When the Supreme Court decided in June of last year that gay and lesbian people have a constitutional right to marry, activists for gay and lesbian equality won an important battle after a long fight. In After the Wrath of God, a book released just weeks after that decision, Anthony Petro, an assistant professor of religion at Boston University, questions the value of this victory by placing it in the context of AIDS discourse in the United States.

Petro’s key term is moral citizenship. By this he means that discussions of who should receive full and equal rights in the United States are almost always part of a moral discourse about who deserves them, and this is perhaps never more vividly so than in the discourse over rights for gay and lesbian people. He notices how public support for marriage equality was shaped by fear of gay promiscuity, perpetuated by fear of the AIDS virus. “There are many reasons to support gay marriage,” Petro concludes. “But we might ask why it is that the gay marriage movement has become so attached to the narrative of romantic sexual monogamy as the normative model for queer life and how this vision has become the salvific hope for ending HIV/AIDS.”

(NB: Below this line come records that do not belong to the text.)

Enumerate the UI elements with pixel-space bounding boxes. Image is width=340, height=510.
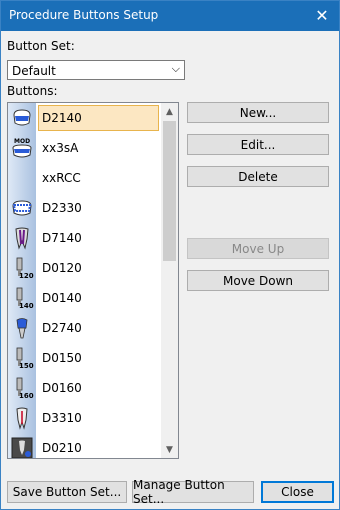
edit-button[interactable]: Edit... <box>187 134 329 155</box>
manage-button-set-button[interactable]: Manage Button Set... <box>132 478 254 506</box>
button-set-value: Default <box>12 64 56 78</box>
procedure-buttons-setup-dialog: Procedure Buttons Setup ✕ Button Set: De… <box>0 0 340 510</box>
list-item[interactable]: D2330 <box>8 193 161 223</box>
list-scrollbar[interactable]: ▲ ▼ <box>161 103 178 458</box>
scroll-thumb[interactable] <box>163 121 176 261</box>
delete-button[interactable]: Delete <box>187 166 329 187</box>
button-set-dropdown[interactable]: Default ⌵ <box>7 60 185 80</box>
list-item-label: xxRCC <box>42 171 81 185</box>
list-item-label: D2330 <box>42 201 82 215</box>
implant-140-icon: 140 <box>10 286 34 310</box>
scroll-up-icon[interactable]: ▲ <box>161 103 178 120</box>
move-up-button[interactable]: Move Up <box>187 238 329 259</box>
list-item[interactable]: 120 D0120 <box>8 253 161 283</box>
tooth-crown-hatched-icon <box>10 196 34 220</box>
buttons-list-rows: D2140 MOD xx3sA xxRCC D2330 D7140 120 D0120 140 D… <box>8 103 161 458</box>
implant-120-icon: 120 <box>10 256 34 280</box>
list-item[interactable]: D3310 <box>8 403 161 433</box>
list-item[interactable]: 160 D0160 <box>8 373 161 403</box>
title-bar: Procedure Buttons Setup ✕ <box>1 1 339 31</box>
svg-text:160: 160 <box>19 392 34 400</box>
xray-icon <box>10 436 34 458</box>
list-item-label: D7140 <box>42 231 82 245</box>
list-item[interactable]: D7140 <box>8 223 161 253</box>
buttons-label: Buttons: <box>7 84 58 98</box>
crown-post-icon <box>10 316 34 340</box>
close-button[interactable]: Close <box>261 481 334 503</box>
buttons-listbox[interactable]: D2140 MOD xx3sA xxRCC D2330 D7140 120 D0120 140 D… <box>7 102 179 459</box>
new-button[interactable]: New... <box>187 102 329 123</box>
list-item[interactable]: D0210 <box>8 433 161 458</box>
svg-text:140: 140 <box>19 302 34 310</box>
implant-160-icon: 160 <box>10 376 34 400</box>
svg-text:120: 120 <box>19 272 34 280</box>
move-down-button[interactable]: Move Down <box>187 270 329 291</box>
list-item-label: D0210 <box>42 441 82 455</box>
tooth-mod-icon: MOD <box>10 136 34 160</box>
tooth-root-icon <box>10 226 34 250</box>
implant-150-icon: 150 <box>10 346 34 370</box>
list-item-label: D0160 <box>42 381 82 395</box>
list-item[interactable]: xxRCC <box>8 163 161 193</box>
scroll-down-icon[interactable]: ▼ <box>161 441 178 458</box>
tooth-root-canal-icon <box>10 406 34 430</box>
list-item[interactable]: 140 D0140 <box>8 283 161 313</box>
window-title: Procedure Buttons Setup <box>9 8 159 22</box>
list-item-label: xx3sA <box>42 141 79 155</box>
list-item-label: D0150 <box>42 351 82 365</box>
list-item[interactable]: D2740 <box>8 313 161 343</box>
list-item-label: D2140 <box>42 111 82 125</box>
list-item-label: D0120 <box>42 261 82 275</box>
list-item-label: D3310 <box>42 411 82 425</box>
svg-text:MOD: MOD <box>14 138 30 145</box>
save-button-set-button[interactable]: Save Button Set... <box>7 481 127 503</box>
list-item[interactable]: MOD xx3sA <box>8 133 161 163</box>
close-window-icon[interactable]: ✕ <box>311 4 333 26</box>
svg-text:150: 150 <box>19 362 34 370</box>
list-item[interactable]: 150 D0150 <box>8 343 161 373</box>
button-set-label: Button Set: <box>7 39 75 53</box>
tooth-crown-filling-icon <box>10 106 34 130</box>
chevron-down-icon: ⌵ <box>171 62 180 75</box>
list-item-label: D0140 <box>42 291 82 305</box>
list-item[interactable]: D2140 <box>8 103 161 133</box>
list-item-label: D2740 <box>42 321 82 335</box>
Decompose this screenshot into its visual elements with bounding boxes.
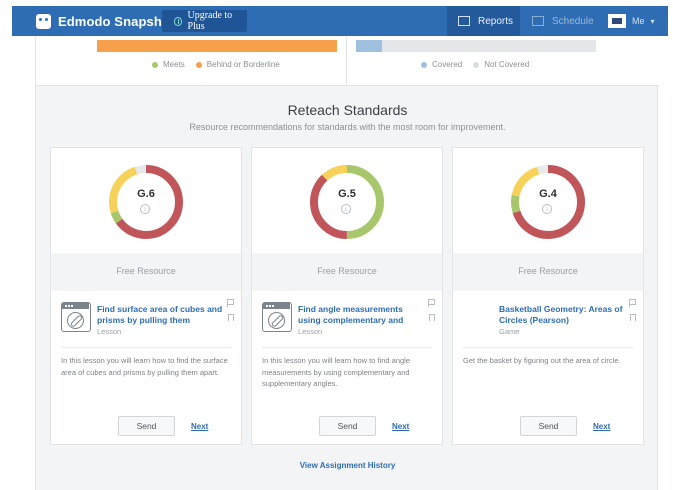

It seems ironic to talk about a “normative model for queer life.” Perhaps it shows how much the conversation has changed. But Petro calls this embrace of the romantic narrative of gay marriage a “conservative plot” that turns AIDS into a reason to define gay men’s adult sexuality solely by monogamy and marriage. A new argument about “God’s sexual morality” has emerged. AIDS is not God’s wrath, but AIDS demonstrates that God wants all men and women, of any sexual orientation, to express their sexuality only in marriage. While this might be an improvement of sorts over the old argument, says Petro, it has its own costs to queer identity and sexual freedom.